Netflix Apparently Opts Out Of Apple's Potential New Streaming Service
Netflix will not participate in Apple's rumored video streaming service, according to a new report.
HBO's inclusion is also unclear.
Apple is aiming to launch its video offering in April or early May, as a previous report has also indicated.
The news comes just a day after a report suggested that Apple is clashing with publishers over terms for the news subscription program it's allegedly working on.
Apple is expected to announce its subscription news service at a March 25th event at The Steve Jobs Theater, but there's no word yet on whether the company has any plans to announce its video streaming service in the same presentation.
Apple's long-rumored video streaming service will not include Netflix, according to a new report from CNBC.
The report also indicates that HBO's participation is uncertain, as talks are said to have slowed.

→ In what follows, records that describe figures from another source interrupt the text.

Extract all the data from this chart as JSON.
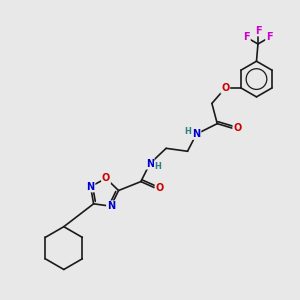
{
  "bg_color": "#e8e8e8",
  "bond_color": "#1a1a1a",
  "N_color": "#0000cc",
  "O_color": "#cc0000",
  "F_color": "#cc00cc",
  "H_color": "#2f8080",
  "font_size_atom": 7.0,
  "line_width": 1.2,
  "figsize": [
    3.0,
    3.0
  ],
  "dpi": 100,
  "xlim": [
    0,
    10
  ],
  "ylim": [
    0,
    10
  ]
}
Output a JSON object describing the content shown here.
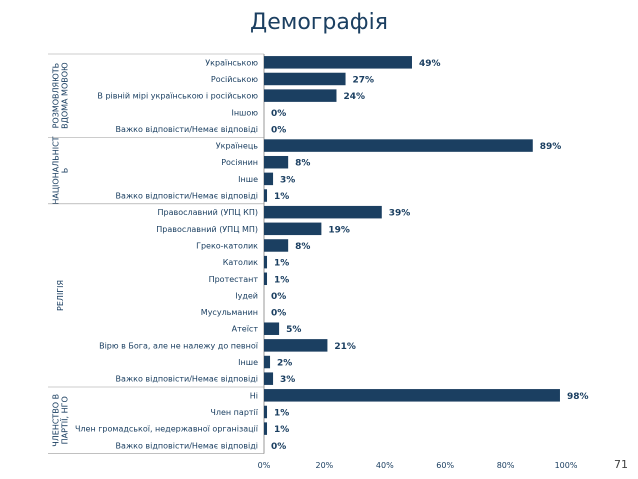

The service, which Apple is aiming to launch in April or early May, will function as a subscription platform that enables members to subscribe to existing digital streaming services and will include free original content from Apple.
The iPhone company has reportedly struck over a dozen deals for original content from big names ranging from Steven Spielberg to Oprah Winfrey as it prepares the service, which is expected to be similar to Amazon's Prime Video offering.
It's unclear why Apple's talks with HBO reportedly aren't moving along, but CNBC says that Apple has not offered HBO the same terms that Amazon has as part of its Prime Video program.
Apple is said to be asking for a 30% revenue share for every customer that signs up for an over-the-top service through its platform.
Apple did not immediately responded to Business Insider's request for comment.
The news comes just a day after The Wall Street Journal reported that publishers are unhappy with the terms Apple is proposing for its rumored subscription news program, which it's expected to unveil at a March 25 event on its campus.
Apple is reportedly pushing for a 50% revenue split with publishers on news subscriptions made through the program.